The targets included civilian populations and airfields
The targets included civilian populations and airfields (National Security Archive)

The list reveals that the priority for any operation launched by the US was airfields and installations, as they wanted to be able to destroy any chance the Soviet Union had of itself attacking America.

But included in each city are specific areas - a detail that to this day remains classified - that the US intended to target because of their dense human populations. This tactic was apparently at odds with international rules of war that prohibit specific targeting of civilians.

The 700-page document, Strategic Air Command (SAC) Atomic Weapons Requirements Study for 1959, was produced in the summer of 1956 and made available this week by the National Security Archive, located at George Washington University in Washington DC.

At the time the document was prepared, General Curtis LeMay was Commander-in-chief of the Strategic Air Command.

General Curtis LeMay was Commander-in-chief of the Strategic Air Command when the target list was prepared
General Curtis LeMay was Commander-in-chief of the Strategic Air Command when the target list was prepared (US national archive)

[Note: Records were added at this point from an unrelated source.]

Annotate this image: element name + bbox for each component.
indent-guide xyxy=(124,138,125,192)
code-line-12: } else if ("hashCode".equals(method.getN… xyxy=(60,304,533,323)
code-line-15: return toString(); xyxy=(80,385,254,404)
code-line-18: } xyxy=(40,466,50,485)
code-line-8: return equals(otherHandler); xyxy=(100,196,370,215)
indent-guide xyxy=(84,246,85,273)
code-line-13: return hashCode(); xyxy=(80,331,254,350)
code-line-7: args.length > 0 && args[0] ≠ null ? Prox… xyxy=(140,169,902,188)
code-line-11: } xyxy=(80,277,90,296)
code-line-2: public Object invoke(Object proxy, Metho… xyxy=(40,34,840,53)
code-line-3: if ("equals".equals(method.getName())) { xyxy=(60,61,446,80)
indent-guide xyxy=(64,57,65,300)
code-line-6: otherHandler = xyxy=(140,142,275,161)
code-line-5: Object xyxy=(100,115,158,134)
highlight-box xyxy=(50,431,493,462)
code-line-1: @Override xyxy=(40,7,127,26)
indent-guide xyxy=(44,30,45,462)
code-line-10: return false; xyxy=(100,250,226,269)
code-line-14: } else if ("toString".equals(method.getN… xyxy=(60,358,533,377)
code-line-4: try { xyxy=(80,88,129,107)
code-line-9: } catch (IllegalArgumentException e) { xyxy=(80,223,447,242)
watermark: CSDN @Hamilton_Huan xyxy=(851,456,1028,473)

Scholars who published the document said they believed it was the most comprehensive Cold War nuclear target list ever to be made public.

“One of the most interesting things is the amount of minute detail,” senior analyst William Burr told The Independent.

“The priority was installations. But there were also target areas of human population. We still don’t know precisely where….But it is chilling.”

The document says that the nuclear bombing operations would expose nearby civilians and “friendly forces and people” to high levels of deadly radioactive fallout.

Moreover, the authors developed a plan for the “systematic destruction” of Soviet bloc urban-industrial targets that specifically and explicitly targeted “population” in all cities, including Beijing, Moscow, Leningrad, East Berlin, and Warsaw.

Mr Burr wrote in a press release that the prioritisation of Soviet air power was based on the apparent immediate threat that Soviet bombers posed to the continental United States and to US forces in Europe and East Asia”

“The report’s detailed introduction explained that the priority given to air power targets dictated the surface bursting of high-yield thermonuclear weapons to destroy priority targets, including airbases in Eastern Europe,” he said.

“That tactic would produce large amounts of radioactive fallout compared to bursting weapons in the air. According to the study, “the requirement to win the Air Battle is paramount to all other considerations”.”